Security and returns from private lending
Private debt is an important funding component for fast-growing, medium-sized companies. Investors profit from different return components, which may include equity-like elements in addition to an attractive rate of interest. Around a quarter of total income comes from the equity kicker payable at the end of the investment.
The market: private debt financing
Private debt comprises mezzanine and other forms of debt financing that comes mainly from institutional investors such as funds and insurance companies – but not from banks. In contrast to publicly listed corporate bonds, private debt instruments are generally illiquid and not regularly traded on organised markets. They originate in the UK and the USA, where they are an established form of funding and have long been used for growth finance and buyouts. Fund managers generally specialise in specific market segments:
- Senior debt refers to first ranking, secured loans used to finance buyout transactions and growth funding. Returns are generated almost exclusively by the current interest payments.

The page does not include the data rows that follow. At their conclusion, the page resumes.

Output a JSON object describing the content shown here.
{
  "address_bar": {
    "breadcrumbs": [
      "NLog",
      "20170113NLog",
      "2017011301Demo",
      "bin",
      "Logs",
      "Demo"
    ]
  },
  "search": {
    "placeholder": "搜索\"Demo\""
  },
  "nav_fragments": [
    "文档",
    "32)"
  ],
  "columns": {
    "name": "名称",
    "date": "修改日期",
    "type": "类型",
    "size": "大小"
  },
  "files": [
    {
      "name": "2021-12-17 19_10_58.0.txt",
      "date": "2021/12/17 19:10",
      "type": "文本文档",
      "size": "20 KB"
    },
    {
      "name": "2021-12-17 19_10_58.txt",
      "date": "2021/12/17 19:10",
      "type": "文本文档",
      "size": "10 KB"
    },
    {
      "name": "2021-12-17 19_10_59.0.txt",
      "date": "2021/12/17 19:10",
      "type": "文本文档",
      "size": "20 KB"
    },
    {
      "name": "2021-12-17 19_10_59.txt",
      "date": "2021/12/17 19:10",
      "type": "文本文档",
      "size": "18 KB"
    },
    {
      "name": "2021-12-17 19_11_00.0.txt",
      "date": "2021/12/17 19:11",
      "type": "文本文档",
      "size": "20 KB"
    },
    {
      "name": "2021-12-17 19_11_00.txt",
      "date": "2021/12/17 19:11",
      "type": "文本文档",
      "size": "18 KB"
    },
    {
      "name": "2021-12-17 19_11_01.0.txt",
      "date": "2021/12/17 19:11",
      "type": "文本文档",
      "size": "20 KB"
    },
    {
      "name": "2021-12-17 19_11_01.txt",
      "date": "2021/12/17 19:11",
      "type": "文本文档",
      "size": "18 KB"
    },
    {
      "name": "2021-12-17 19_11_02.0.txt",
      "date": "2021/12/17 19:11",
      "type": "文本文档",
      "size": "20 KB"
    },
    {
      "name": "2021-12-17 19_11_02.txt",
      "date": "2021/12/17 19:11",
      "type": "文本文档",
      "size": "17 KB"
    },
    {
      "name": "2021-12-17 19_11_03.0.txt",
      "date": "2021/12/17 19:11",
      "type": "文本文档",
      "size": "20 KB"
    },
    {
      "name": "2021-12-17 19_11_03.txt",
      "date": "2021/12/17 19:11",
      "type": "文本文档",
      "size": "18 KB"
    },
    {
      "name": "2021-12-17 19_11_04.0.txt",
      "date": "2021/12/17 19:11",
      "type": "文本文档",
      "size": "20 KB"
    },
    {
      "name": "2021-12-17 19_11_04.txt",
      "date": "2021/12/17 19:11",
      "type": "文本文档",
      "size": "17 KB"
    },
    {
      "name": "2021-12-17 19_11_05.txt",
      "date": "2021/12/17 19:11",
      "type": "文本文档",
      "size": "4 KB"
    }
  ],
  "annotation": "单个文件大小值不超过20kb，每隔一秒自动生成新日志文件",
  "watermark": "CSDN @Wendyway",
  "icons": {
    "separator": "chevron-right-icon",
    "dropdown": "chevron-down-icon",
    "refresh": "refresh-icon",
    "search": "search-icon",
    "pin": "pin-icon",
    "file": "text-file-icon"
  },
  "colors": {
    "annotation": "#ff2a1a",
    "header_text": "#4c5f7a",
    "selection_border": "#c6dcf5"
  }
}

- Mezzanine is an intermediate form between debt and equity. It is used mainly for buyouts and growth finance and is often subordinated to bank debt. Returns are made up of several components; primarily current and final interest payments, as well as warrants for shares in the company being acquired, known as "equity kickers".
- Credit opportunities funds invest in a wide variety of financing structures and situations. Alongside complex refinancings of companies who are cut off from capital markets for various reasons, the funds also specialise in secondary transactions.
- Distressed debt funds debt funds mostly buy senior secured loans in the secondary market at a discount to their face value. They concentrate on acquiring sound assets in situations in which companies have run into financial difficulties.
There are four main reasons why institutional investors should invest in private debt:
1. Attractive, stable spreads
Private debt and mezzanine offer attractive spreads over sovereign debt, corporate bonds and high yield securities.
2. Low correlation with other asset classes
Low correlation with traditional asset classes provides positive diversification.
3. Risk reduction
Stable performance across all market cycles thanks to combination of different credit strategies.
4. Well-established asset class
The asset class has highly experienced fund managers with verifiable track records and differentiated investment approaches.
Golding Capital Partners offers institutional investors efficient access to the asset class private debt via specialised target funds in Europe and the USA. The aim is to build a diversified and robust portfolio for all phases of the economic cycle. We attach particular importance to the due diligence and professional selection of our target funds. Thanks to our excellent networks and many years of market experience we have access to the highest quality target funds.